Article co-rédigé par Antoine Clerc, avocat associé, et Matteo Polito, stagiaire auditeur de justice.
Par un recours en manquement introduit en février 2025 et publié le 22 avril 2025 (affaire C-154/25), La Commission sollicite de la Cour de Justice de l’Union européenne la condamnation de la France pour non-respect du droit européen au regard des pollutions aux nitrates constatées dans l’eau potable.
1️⃣ Rappels sur le recours en manquement
Parmi les missions dévolues à la Commission européenne par les traités, l’article 17 du TUE charge celle-ci de surveiller l’application du droit de l’Union.

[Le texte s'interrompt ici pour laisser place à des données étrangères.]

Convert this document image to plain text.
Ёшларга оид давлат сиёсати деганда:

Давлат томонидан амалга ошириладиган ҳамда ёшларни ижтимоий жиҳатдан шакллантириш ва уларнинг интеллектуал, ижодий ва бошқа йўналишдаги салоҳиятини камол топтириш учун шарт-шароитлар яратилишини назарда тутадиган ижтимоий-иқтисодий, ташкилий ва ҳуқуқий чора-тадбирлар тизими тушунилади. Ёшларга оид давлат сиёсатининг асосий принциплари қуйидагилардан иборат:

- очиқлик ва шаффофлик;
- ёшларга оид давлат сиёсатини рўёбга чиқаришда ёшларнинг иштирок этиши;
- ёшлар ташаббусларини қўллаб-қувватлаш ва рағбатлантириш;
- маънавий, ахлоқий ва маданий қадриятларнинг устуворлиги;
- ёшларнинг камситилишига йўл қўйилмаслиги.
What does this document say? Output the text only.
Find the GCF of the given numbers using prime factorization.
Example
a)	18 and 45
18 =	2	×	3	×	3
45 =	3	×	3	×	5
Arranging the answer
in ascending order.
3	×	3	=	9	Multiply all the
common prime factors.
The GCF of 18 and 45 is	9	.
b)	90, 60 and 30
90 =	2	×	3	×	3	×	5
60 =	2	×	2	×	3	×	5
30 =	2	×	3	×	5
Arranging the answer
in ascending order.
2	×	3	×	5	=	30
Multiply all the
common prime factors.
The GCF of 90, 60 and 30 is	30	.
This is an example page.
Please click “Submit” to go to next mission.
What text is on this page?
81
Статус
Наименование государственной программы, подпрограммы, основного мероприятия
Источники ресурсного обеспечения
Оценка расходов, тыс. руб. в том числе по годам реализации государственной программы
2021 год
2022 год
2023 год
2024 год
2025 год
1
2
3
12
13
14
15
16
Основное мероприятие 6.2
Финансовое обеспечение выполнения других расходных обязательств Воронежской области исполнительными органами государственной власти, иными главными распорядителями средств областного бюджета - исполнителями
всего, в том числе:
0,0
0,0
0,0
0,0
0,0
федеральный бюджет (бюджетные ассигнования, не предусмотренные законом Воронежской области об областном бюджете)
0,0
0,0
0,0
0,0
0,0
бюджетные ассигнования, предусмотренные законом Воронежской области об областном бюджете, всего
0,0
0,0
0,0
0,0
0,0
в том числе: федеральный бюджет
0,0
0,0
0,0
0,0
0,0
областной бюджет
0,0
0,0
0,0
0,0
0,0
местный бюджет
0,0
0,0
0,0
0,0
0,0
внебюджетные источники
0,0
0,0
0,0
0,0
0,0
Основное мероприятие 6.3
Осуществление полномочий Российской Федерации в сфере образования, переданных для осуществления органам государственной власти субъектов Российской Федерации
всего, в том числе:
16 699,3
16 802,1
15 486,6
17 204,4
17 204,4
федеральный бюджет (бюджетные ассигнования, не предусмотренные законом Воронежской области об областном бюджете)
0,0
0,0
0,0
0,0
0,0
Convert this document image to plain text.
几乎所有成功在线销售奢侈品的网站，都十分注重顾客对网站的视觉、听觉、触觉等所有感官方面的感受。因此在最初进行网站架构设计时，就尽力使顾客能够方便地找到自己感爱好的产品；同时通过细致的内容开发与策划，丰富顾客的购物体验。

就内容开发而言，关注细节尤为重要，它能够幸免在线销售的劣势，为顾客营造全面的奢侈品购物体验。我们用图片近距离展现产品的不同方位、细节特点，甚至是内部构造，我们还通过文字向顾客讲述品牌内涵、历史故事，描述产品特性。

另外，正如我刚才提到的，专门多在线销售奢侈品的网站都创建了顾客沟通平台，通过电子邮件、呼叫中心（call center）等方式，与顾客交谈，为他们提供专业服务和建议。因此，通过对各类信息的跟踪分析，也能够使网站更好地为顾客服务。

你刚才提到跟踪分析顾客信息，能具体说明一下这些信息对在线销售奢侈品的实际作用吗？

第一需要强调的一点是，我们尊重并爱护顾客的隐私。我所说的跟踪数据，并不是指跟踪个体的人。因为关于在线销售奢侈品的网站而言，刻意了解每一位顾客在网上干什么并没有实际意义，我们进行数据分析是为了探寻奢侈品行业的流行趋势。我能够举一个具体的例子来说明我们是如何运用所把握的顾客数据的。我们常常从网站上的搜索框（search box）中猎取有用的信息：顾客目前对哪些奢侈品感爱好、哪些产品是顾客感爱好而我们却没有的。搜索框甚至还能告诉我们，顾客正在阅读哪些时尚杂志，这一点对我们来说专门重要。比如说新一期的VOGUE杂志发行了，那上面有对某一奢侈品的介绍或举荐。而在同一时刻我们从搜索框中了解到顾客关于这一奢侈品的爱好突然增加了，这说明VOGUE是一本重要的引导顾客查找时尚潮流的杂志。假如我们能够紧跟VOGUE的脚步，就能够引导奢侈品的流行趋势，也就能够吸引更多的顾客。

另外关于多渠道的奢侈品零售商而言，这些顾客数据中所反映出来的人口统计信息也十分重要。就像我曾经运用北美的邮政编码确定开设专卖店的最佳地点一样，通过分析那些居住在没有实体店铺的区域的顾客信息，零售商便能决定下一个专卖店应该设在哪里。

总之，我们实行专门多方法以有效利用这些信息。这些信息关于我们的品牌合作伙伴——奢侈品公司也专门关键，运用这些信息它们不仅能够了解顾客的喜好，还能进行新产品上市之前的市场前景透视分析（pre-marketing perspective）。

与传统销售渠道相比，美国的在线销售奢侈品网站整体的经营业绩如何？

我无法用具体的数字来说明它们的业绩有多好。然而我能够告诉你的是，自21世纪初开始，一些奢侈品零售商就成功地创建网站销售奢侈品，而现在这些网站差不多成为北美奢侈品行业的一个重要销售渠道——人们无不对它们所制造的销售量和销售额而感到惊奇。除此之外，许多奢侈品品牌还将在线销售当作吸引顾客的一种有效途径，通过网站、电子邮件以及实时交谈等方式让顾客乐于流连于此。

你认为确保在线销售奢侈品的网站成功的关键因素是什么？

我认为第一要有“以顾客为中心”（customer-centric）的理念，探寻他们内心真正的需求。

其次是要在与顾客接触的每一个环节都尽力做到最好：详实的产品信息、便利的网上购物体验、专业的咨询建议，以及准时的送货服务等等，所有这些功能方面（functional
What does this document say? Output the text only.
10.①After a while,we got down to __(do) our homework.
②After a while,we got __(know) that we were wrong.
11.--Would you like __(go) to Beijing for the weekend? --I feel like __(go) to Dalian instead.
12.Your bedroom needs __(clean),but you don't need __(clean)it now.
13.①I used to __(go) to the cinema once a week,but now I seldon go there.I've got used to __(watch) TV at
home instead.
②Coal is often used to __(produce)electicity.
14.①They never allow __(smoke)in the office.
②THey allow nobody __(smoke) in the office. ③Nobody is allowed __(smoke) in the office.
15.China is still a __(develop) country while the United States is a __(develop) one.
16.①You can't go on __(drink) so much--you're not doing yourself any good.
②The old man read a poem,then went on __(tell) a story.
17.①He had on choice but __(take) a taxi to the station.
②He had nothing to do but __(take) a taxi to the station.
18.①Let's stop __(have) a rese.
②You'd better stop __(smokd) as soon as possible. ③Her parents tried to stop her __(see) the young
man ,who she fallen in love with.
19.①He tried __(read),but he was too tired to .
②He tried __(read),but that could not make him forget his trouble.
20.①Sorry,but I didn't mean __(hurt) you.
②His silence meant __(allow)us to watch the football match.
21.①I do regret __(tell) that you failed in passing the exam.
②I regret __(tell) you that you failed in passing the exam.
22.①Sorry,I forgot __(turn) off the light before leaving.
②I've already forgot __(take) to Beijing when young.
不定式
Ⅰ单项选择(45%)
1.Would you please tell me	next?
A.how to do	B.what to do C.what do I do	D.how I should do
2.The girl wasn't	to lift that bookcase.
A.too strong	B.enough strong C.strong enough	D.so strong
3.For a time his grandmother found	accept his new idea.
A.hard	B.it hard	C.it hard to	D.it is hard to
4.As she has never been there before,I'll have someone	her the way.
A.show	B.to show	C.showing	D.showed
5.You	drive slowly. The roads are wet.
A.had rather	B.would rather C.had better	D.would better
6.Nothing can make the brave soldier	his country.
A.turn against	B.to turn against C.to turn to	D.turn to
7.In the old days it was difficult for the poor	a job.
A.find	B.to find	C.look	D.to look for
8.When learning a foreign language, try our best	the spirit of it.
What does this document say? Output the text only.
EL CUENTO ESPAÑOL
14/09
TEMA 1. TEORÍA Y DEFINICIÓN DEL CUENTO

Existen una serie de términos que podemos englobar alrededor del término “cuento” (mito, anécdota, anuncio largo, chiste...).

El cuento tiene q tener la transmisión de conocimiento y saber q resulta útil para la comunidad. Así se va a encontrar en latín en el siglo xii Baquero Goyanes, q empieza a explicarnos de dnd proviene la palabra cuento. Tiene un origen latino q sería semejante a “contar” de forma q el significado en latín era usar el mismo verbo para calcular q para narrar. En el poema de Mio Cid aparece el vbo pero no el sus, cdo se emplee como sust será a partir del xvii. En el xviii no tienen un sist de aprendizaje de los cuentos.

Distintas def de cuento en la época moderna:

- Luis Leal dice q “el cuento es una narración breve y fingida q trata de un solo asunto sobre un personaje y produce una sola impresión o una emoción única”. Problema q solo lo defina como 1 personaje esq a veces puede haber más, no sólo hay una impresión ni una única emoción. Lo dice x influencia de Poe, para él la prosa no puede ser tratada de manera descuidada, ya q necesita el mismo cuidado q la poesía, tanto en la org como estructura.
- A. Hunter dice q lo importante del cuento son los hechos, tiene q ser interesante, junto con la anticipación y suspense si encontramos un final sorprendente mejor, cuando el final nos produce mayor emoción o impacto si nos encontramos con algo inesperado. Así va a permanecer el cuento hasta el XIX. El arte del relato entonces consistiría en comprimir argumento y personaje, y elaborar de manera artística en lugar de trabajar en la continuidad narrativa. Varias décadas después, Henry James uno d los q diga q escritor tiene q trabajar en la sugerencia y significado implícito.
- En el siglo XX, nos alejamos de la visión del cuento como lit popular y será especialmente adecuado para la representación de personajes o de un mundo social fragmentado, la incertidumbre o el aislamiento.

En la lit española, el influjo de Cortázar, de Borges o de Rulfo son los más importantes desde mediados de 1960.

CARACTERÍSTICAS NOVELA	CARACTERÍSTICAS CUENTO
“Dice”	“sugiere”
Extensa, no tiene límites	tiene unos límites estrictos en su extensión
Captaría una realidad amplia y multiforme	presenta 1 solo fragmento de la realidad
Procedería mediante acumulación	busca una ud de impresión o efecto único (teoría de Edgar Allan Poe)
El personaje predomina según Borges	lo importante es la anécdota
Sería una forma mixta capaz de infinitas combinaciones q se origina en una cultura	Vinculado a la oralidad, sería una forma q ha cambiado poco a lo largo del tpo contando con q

Pour remplir cette mission, la Commission dispose du recours en manquement prévu par l’article 258 du TFUE.
Grâce à cette procédure contentieuse puissante, la Commission, et elle seule, peut saisir le juge de l’Union et dénoncer un État membre qui ne respecterait pas ses obligations nées du droit communautaire.
Pour engager le recours en manquement, la Commission doit justifier avoir appelé l’État à se conformer au droit européen (lettre de mise en demeure puis avis motivé).
2️⃣ Le recours sur les nitrates
En l’espèce, la Commission européenne reproche à la France de ne pas respecter, au moins depuis 2020, les directives successives sur la qualité de l’eau potable :
- En premier lieu, la directive n°98/83/CE du 3 novembre 1998 relative à la qualité des eaux destinées à la consommation humaine abrogée en 2023 (mais alors en vigueur) ;
- En second lieu, la directive n°2020/2184 du 16 décembre 2020 toujours en vigueur.
Ces dispositions prévoient plusieurs obligations pour les États membres parmi lesquelles :
- Une obligation générale d’assurer la salubrité et la propreté des eaux destinées à la consommation humaine en prenant toutes les mesures nécessaires ;
- Une obligation de prendre rapidement les mesures correctives qui s’imposent, tant en matière d’enquête que de protection des populations en restreignant l’accès aux eaux polluées.
Dès le 30 octobre 2020, la Commission européenne adressait à la France une lettre de mise en demeure eu égard aux quantités excessives de nitrates constatées dans l’eau potable distribuée à des milliers de personnes en France.
En effet, des dépassements chroniques de la valeur maximum fixée pour les nitrates (50 mg par litre) étaient constatés au sein de plusieurs unités de distribution d’eau potable
L’avis motivé, dernière étape avant la saisine de la Cour de justice, a été rendu public le 15 février 2023. La Commission pointe alors le refus persistant de la France de se conformer aux règles européennes.
Finalement, le 21 février 2025, la Commission européenne a demandé à la Cour de constater que la France n’a pas pris les mesures nécessaires pour assurer la conformité des eaux destinées à la consommation humaine aux exigences minimales en matière de pollution aux nitrates, identifiant 107 unités de distribution dans la requête.
La Commission pointe notamment le risque pour la santé humaine de ces pollutions.
3️⃣Quelles suites ?
Une procédure d’instruction d’une durée au moins égale à un an va être ouverte.
Après avoir entendu toutes les parties, la Cour de justice constatera, ou non, l’existence d’un manquement au droit de l’Union par la France.
Elle pourra alors, le cas échéant, infliger à l’État le paiement d’une somme forfaitaire ou d’une astreinte pour faire cesser cette atteinte au droit européen.
Une telle sanction ouvrirait alors la voie à une action en responsabilité contre l’État français devant le juge national, dès lors que la violation du droit européen a entraîné un surcroit de dommage à la santé et à l’environnement.